China is fuming after the US Navy on Wednesday sailed a destroyer near the China-controlled Paracel Islands in the South China Sea. The Navy's 7th fleet said that the guided-missile destroyer USS Benfold was in the region and passed near the disputed island chain to uphold "the rights, freedoms, and lawful uses of the sea."
China's Southern Theater Command, however, said it closely monitored the American vessel as it had "illegally entered" China's territorial waters.
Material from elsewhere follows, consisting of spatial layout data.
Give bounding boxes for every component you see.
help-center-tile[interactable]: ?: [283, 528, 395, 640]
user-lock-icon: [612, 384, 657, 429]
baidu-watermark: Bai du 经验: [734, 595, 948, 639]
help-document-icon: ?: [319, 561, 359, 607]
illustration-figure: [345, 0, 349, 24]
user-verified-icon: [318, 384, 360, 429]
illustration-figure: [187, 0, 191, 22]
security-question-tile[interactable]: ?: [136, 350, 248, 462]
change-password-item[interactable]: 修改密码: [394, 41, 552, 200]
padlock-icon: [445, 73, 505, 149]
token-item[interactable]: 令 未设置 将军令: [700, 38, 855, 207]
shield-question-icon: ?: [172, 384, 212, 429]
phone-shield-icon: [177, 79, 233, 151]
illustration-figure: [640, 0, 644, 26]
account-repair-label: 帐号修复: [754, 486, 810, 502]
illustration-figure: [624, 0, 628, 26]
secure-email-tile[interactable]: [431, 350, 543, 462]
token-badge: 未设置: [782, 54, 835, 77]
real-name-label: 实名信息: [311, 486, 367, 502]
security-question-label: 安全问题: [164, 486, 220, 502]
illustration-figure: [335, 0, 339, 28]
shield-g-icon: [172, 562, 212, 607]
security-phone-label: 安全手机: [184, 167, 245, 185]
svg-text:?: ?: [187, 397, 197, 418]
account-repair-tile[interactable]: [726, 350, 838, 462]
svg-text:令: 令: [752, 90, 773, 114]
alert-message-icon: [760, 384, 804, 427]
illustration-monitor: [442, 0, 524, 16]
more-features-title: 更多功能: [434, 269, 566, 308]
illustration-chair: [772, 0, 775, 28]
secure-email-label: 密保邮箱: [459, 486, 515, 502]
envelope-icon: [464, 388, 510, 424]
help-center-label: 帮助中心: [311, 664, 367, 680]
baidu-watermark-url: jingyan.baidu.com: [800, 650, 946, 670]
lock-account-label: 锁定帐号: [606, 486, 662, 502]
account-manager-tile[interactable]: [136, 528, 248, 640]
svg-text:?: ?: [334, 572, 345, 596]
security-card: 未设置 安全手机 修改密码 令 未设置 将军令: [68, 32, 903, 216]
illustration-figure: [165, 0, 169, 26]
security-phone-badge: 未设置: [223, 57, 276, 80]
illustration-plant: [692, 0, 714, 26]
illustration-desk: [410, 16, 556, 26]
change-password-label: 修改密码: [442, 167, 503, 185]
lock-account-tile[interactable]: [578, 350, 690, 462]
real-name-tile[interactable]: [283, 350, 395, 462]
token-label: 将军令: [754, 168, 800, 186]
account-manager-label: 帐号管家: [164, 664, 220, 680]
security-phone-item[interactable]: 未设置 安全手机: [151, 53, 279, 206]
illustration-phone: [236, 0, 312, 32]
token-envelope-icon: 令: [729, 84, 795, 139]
The PLA military said it drove the warship away.
The Chinese military statement said in reference to the USS Benfold that it "organized naval and air forces to track and monitor it, send warnings and drive it away."
Beijing has in recent years used its network of small military outposts on the South China's Sea's many island-chains, including on its series of 'man-made' island, to lay claim to the entirety of the waters which are rich in fish and underground mineral resources, and through which trillions of dollars worth of global trade passes through each year.
But regional powers, US allies among them, including the Philippines, Brunei, Malaysia, Vietnam and Taiwan, also lay claim to many of the islands and surrounding South China Sea waters.
But the Chinese military statement aimed at Washington made clear what Beijing sees as its own:
"On July 13, the U.S. guided missile destroyer Benfold illegally broke into China’s Paracel territorial waters without the approval of the Chinese government," Tian Junli, the spokesperson for the Chinese military’s Southern Theatre Command, said in a statement.
"The actions of the U.S. military have seriously violated China's sovereignty and security, seriously undermined the peace and stability of the South China Sea, and seriously violated international law and norms of international relations," protested the Chinese military in the statement.
The US Navy statement following the sail-by addressed Chinese claims head on, condemning the "sweeping maritime claims" as posing a "serious threat" to freedom of navigation.
"Unlawful and sweeping maritime claims in the South China Sea pose a serious threat to the freedom of the seas, including the freedoms of navigation and overflight, free trade and unimpeded commerce, and freedom of economic opportunity for South China Sea littoral nations," the US Navy 7th Fleet statement said further.
Meanwhile, in the nearby East China Sea, Russia and China have been upping their cooperation, which US ally Japan has found particularly alarming given recent sailing routes of their military ships.
"A recent uptick in Chinese and Russian military activities near Japan appears to signal that the partners could boost cooperation in an effort to intimidate Tokyo as tensions mount over Taiwan and Moscow’s invasion of Ukraine," a fresh report in Japan Times finds. "After five Russian Navy vessels sailed around most of Japan last month, three other Russian warships – a destroyer, a frigate and a supply ship – have been circumnavigating the archipelago since mid-June, entering the 24 nautical mile contiguous zone around the Japanese-administered Senkaku Islands in early July."
SINO-RUSSIAN PROVOCATION— Nikkei Asia (@NikkeiAsia) July 13, 2022
Chinese and Russian military activity around Japan increased 2.5 times in the four months following Russia's invasion of Ukraine on Feb. 24, according to reports by the Japanese Defense Ministry.https://t.co/8FU3kH1CJd
Unlike US and Chinese semi-regular confrontation near Taiwan and elsewhere in the South China Sea, this recent China-Russia naval activity "One of the warships was spotted entering these waters at about the same time as a Chinese frigate, marking the first time this happened since June 2016 and prompting Tokyo to lodge a protest with Beijing — which also claims the uninhabited islets in the East China Sea," the Japan Times report notes.